Platforma cro.pl© Chorwacja online™ - podróżuj z nami po całym świecie! Odkryj Chorwację i nie tylko na forum obecnych i przyszłych Cromaniaków ツ

Orebic i nie tylko, czyli moja inicjacja :)

Nasze relacje z wyjazdów do Chorwacji. Chcesz poczytać, jak inni spędzili urlop w Chorwacji? Zaglądnij tutaj!
[Nie ma tutaj miejsca na reklamy. Molim, ovdje nije mjesto za reklame. Please do not advertise.]
Bobik69
Odkrywca
Posty: 80
Dołączył(a): 12.07.2009
Orebic i nie tylko, czyli moja inicjacja :)

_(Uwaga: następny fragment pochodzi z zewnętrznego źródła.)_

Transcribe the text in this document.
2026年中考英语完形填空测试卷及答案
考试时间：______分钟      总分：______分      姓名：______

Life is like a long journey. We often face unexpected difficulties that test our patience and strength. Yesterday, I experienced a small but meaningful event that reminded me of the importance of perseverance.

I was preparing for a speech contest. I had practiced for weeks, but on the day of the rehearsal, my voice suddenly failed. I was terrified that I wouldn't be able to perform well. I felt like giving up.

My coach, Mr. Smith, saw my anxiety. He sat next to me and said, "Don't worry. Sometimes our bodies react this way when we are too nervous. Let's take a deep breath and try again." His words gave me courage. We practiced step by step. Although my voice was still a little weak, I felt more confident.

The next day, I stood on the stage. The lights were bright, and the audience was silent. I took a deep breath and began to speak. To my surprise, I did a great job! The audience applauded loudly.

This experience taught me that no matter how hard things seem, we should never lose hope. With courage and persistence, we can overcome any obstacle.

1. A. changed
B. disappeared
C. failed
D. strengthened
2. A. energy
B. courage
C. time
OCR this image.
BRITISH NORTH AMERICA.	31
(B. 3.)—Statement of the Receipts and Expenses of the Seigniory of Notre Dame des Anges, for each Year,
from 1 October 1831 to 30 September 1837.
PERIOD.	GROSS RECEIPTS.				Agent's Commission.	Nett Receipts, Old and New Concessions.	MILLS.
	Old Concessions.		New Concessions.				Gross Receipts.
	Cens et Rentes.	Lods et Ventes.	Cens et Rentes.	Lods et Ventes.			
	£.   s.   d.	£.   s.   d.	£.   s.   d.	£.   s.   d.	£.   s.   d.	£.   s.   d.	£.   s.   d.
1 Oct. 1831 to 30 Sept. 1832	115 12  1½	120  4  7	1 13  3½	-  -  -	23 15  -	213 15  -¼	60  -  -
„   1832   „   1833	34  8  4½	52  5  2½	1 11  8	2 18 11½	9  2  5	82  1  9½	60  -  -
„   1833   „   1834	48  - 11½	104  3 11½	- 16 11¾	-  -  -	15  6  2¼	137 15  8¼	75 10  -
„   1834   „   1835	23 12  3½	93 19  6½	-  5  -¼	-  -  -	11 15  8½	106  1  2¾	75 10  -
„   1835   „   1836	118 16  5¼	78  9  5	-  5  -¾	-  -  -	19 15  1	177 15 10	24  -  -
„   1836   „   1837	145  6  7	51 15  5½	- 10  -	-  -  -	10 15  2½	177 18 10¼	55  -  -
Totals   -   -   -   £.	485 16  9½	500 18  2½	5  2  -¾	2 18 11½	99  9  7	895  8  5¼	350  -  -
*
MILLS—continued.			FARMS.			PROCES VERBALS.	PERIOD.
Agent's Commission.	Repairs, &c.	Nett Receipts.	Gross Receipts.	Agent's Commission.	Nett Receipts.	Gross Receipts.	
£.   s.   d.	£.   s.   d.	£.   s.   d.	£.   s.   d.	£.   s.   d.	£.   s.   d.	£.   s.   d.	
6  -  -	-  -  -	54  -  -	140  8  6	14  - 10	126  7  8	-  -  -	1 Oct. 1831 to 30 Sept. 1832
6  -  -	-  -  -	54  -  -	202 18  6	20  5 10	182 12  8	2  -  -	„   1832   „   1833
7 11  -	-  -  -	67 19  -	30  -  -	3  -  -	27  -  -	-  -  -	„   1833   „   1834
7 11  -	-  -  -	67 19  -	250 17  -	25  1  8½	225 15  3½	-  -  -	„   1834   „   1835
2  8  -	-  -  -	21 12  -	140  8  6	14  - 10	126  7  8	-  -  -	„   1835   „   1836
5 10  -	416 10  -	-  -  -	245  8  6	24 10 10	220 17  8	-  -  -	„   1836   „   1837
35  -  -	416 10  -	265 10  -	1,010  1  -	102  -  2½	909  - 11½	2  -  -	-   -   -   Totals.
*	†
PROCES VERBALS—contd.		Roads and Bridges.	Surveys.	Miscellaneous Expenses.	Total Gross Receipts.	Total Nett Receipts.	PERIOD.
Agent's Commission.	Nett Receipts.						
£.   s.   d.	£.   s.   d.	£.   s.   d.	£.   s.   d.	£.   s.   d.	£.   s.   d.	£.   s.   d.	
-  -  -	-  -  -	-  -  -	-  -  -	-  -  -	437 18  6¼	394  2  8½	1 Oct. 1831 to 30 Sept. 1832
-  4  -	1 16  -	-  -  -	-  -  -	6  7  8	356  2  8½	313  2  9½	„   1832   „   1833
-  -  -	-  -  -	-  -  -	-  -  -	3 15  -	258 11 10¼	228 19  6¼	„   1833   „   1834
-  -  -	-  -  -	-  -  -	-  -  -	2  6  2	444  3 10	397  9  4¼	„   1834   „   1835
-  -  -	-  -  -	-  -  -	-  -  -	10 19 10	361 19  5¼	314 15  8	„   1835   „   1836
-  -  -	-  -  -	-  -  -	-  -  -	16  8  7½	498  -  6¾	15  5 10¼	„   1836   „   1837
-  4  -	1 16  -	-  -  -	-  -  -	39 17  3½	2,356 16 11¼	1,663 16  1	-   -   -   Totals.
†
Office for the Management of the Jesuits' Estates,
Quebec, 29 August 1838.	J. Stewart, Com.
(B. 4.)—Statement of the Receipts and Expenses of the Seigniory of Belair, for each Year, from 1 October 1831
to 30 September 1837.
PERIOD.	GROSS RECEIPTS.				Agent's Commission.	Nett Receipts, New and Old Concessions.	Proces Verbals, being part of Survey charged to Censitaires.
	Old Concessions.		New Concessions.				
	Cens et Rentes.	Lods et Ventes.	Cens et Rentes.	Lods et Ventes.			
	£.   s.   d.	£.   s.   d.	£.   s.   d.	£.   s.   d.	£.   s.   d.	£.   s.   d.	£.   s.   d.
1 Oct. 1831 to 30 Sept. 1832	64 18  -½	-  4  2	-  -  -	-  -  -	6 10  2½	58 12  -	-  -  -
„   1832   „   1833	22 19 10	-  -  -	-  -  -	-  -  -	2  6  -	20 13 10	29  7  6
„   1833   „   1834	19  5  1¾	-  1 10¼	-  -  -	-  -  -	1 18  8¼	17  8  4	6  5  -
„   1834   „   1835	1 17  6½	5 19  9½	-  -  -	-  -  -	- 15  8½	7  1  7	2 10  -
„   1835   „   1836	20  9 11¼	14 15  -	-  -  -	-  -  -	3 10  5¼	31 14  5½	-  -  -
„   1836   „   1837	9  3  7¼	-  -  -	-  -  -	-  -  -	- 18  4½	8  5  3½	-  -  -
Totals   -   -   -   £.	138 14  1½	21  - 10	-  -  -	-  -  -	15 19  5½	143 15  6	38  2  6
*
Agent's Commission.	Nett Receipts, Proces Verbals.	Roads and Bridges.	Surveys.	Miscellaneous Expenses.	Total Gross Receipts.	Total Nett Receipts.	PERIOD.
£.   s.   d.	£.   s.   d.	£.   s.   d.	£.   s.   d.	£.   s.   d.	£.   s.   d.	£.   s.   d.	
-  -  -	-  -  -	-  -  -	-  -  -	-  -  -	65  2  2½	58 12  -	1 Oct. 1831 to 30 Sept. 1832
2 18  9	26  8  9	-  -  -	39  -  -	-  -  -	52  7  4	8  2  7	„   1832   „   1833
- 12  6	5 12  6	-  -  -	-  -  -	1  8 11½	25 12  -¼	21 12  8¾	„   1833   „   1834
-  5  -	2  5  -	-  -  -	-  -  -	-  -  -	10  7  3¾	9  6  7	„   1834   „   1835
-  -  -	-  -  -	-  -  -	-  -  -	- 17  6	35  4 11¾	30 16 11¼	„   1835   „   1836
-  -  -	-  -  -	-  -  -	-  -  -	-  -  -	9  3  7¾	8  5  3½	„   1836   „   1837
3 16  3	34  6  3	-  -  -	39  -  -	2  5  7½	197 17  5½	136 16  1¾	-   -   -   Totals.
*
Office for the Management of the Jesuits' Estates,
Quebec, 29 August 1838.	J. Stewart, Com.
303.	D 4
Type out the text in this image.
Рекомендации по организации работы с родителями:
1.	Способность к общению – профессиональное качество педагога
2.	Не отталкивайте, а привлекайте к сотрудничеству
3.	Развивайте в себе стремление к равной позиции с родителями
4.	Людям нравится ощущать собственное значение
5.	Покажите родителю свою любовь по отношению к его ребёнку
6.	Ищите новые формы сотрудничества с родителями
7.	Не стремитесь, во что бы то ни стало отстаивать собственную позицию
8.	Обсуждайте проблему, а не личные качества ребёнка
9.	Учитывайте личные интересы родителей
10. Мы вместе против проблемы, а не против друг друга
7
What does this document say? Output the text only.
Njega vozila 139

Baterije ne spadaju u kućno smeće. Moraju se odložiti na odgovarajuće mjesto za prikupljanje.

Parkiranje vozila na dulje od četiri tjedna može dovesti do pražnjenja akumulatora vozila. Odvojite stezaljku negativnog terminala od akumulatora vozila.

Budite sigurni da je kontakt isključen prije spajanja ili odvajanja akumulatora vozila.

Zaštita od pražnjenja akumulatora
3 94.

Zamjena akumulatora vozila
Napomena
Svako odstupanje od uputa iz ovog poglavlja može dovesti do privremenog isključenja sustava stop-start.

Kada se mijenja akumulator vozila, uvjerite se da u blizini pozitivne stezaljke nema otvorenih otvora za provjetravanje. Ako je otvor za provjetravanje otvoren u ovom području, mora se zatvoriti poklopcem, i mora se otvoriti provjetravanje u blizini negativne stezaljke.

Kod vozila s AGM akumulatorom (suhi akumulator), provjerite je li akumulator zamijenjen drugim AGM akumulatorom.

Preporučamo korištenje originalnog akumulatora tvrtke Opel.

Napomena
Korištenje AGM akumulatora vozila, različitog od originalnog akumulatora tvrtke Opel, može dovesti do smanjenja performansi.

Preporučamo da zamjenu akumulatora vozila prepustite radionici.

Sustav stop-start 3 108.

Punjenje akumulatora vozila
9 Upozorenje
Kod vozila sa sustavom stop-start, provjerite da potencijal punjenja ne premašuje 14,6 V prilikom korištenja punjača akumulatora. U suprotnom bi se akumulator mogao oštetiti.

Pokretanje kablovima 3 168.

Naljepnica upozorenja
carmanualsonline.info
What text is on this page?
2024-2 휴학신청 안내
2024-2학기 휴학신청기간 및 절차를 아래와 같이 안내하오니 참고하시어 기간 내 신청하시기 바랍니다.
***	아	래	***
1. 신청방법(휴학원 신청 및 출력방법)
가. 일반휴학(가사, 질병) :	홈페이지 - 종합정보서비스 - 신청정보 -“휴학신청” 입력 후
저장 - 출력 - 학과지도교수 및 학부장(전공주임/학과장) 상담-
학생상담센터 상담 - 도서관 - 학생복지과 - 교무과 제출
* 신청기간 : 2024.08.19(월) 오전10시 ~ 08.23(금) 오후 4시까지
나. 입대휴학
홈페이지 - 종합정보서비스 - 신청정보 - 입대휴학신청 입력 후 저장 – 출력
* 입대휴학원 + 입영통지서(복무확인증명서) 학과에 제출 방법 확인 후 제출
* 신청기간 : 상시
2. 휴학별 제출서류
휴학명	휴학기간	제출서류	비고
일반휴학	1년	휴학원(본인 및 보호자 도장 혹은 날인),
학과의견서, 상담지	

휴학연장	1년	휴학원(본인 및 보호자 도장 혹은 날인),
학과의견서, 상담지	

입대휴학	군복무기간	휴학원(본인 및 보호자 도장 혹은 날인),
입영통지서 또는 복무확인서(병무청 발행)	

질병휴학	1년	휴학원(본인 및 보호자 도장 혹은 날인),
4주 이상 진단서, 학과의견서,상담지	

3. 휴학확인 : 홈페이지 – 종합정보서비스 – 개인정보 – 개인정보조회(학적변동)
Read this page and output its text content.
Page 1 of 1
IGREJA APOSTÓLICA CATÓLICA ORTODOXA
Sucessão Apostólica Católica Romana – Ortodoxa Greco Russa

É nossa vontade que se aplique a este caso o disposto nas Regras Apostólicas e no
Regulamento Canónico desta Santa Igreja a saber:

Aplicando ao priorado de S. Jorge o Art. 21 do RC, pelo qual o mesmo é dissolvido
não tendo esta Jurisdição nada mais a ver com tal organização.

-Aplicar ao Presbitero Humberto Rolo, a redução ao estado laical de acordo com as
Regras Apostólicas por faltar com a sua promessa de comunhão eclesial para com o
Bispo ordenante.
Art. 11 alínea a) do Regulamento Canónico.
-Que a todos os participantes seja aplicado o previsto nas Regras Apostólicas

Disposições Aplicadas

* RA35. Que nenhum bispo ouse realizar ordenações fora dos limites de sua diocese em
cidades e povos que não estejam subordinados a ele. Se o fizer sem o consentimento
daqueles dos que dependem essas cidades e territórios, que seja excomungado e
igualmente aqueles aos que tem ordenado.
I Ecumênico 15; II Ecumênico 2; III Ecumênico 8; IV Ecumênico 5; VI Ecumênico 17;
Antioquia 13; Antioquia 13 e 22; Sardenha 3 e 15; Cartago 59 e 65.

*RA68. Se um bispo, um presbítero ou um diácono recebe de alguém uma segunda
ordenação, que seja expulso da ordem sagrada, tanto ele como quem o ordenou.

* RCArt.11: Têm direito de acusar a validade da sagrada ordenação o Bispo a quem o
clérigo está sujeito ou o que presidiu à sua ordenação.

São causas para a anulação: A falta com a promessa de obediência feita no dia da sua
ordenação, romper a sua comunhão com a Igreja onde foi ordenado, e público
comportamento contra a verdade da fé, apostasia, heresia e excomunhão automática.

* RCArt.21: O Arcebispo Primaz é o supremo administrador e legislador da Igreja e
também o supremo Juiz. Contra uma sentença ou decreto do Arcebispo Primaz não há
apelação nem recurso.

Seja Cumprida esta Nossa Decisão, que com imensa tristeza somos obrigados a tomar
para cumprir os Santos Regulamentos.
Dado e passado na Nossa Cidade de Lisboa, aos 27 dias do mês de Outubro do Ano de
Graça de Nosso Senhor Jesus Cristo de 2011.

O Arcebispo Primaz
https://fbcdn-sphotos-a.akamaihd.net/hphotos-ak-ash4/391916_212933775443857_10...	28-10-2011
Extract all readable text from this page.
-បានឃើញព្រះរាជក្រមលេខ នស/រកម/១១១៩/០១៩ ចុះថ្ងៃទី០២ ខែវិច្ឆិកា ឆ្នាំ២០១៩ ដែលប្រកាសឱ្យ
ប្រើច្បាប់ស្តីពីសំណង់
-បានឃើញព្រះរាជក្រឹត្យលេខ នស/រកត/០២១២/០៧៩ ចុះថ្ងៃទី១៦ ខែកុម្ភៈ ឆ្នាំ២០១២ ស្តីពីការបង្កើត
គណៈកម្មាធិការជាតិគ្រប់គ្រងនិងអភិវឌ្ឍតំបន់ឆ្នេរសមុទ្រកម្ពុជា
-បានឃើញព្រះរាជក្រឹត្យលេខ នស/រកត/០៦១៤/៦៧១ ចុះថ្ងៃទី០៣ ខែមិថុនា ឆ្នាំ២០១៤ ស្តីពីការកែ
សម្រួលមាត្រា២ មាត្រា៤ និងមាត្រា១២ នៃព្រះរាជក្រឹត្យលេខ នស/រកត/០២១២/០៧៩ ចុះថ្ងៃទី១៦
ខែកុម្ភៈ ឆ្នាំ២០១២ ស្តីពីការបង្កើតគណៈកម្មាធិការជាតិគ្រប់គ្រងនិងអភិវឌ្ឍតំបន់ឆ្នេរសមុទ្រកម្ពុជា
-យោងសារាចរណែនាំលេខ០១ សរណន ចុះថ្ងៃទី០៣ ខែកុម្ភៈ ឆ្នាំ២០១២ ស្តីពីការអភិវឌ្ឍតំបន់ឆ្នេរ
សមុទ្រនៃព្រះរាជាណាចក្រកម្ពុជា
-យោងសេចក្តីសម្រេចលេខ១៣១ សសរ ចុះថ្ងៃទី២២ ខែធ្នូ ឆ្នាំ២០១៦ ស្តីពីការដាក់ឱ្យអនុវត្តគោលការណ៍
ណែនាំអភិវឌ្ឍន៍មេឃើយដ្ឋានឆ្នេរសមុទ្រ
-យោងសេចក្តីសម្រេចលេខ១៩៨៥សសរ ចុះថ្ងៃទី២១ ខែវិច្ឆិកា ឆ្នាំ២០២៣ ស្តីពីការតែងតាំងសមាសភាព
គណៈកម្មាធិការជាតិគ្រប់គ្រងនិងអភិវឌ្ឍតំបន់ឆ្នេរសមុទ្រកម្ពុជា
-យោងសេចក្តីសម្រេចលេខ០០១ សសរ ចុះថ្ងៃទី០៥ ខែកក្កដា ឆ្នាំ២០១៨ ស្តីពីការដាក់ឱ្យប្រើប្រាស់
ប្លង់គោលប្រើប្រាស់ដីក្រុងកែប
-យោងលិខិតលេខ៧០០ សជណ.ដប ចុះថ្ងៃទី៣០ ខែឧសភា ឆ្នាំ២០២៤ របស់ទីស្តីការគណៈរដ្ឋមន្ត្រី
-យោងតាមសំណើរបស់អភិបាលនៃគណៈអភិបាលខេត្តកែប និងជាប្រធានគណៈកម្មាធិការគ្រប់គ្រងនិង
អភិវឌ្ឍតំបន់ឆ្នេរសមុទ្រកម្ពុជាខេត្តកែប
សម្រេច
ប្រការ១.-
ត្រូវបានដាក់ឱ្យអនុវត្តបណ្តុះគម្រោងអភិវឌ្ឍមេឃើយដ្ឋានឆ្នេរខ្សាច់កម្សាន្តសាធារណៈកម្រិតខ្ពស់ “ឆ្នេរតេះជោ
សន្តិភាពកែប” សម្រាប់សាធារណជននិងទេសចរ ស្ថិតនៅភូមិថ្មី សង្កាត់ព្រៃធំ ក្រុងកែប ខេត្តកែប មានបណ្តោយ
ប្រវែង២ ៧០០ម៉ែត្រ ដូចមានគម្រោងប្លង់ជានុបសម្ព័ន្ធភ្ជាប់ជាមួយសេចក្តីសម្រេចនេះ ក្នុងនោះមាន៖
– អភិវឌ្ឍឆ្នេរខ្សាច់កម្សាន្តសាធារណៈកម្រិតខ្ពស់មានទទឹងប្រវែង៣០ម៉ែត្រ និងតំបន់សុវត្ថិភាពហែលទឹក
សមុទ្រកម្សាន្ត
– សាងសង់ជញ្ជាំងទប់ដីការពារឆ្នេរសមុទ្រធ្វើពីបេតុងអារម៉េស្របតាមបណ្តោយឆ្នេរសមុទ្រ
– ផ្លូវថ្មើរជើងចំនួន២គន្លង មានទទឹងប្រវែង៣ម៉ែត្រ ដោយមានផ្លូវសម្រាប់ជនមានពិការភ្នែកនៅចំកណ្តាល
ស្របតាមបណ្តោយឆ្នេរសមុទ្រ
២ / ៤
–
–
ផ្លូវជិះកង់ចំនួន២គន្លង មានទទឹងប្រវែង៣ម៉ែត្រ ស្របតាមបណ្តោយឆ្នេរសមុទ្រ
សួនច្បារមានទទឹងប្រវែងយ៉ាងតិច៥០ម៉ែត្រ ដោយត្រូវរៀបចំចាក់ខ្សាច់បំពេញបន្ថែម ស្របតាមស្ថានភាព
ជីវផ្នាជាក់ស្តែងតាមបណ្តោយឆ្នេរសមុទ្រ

Nieprzeczytany postnapisał(a) Bobik69 » 13.08.2010 21:47

Pierwsza myśl o spędzeniu urlopu w Chorwacji pojawiła się w 2003r. Z różnych powodów do realizacji pomysłu doszło dopiero w tym roku, chociaż pisząc o "inicjacji" trochę skłamałem - była to już druga podróż do tego kraju. Dwa lata temu wracając z Bułgarii, dysponując odrobiną wolnego czasu i resztką kasy przeznaczonej na wypoczynek zwiedziliśmy Plitvickie Jeziora, a następnego dnia zrobiliśmy krótką, całodniową objazdówkę (najpierw na południe Chorwacji, a potem powrót wybrzeżem). Mając wówczas dość plażowania, skupiliśmy się na podziwianiu krajobrazów i architektury (niestety - głównie z perspektywy jadącego samochodu). Wtedy też postanowiliśmy, że jeszcze tam wrócimy :)

No i w końcu... nadszedł rok AD 2010

Trzy dni do wyjazdu

Z uwagi na brak pewności co do terminu urlopu, wcześniejsza rezerwacja nie wchodziła w rachubę. Pozostawały dwie opcje: albo "last minute" albo jazda w ciemno :) Nie mieliśmy także sprecyzowanego celu. Wreszcie znając termin mogliśmy wybrać ostateczną koncepcję podróży... zwyciężył rozsądek i po zawężeniu kryteriów (osiem noclegów, południowa Dalmacja, najlepiej w rozsądnej odległości od Dubrownika, wykluczenie wysp) nastąpiły długie poszukiwania w necie. W końcu, na trzy dni przed wyjazdem udało się znaleźć wolny apartament w Orebicu. Teraz pozostało jedynie spakować manatki...

Dwa dni do wyjazdu

Ostatnie dni i chwile mijają na wstępnym ustaleniu harmonogramu... a w zasadzie listy miejsc, które warto byłoby odwiedzić. W tym momencie nieocenionym źródłem informacji staje się forum :) Divna, Ston, ręcznie drążony tunel... Korcula, no i obowiązkowo Dubrownik. Pojawia się koncepcja zahaczenia o Medjugorie, może Mostar... Już wiem, że trzeba będzie wydłużyć pobyt... O tym jednak pomyślimy po przyjechaniu na miejsce :)

Dzień do wyjazdu

Przygotowywanie bagaży nie jest moją mocną stroną, więc pozostawiłem to małżonce. Miało to też inną dobrą stronę: w razie jeśli coś zostanie pominięte, będę miał na kogo zwalić winę :D Zresztą ja wystąpię w roli tragarza, więc zadania zostały podzielone sprawiedliwie :P

Niestety, w czasie pakowania co jakiś czas musiałem odpowiadać na trudne pytanie: "czy zapakować (tu pada nazwa konkretnego przedmiotu)?", lub "czy bierzemy (i znów nazwa czegoś tam)?". Po jakimś czasie zacząłem podejrzewać, że jest to zwykła asekuracja - pytania były bardzo podchwytliwe i jeśli potem wytknę brak czegoś o co nie zostałem zapytany, to jednocześnie będę mógł zostać oskarżony o to, że zdecydowałem się wziąć rzeczy, które okazały się zbędnym balastem. Kobiety są cwane...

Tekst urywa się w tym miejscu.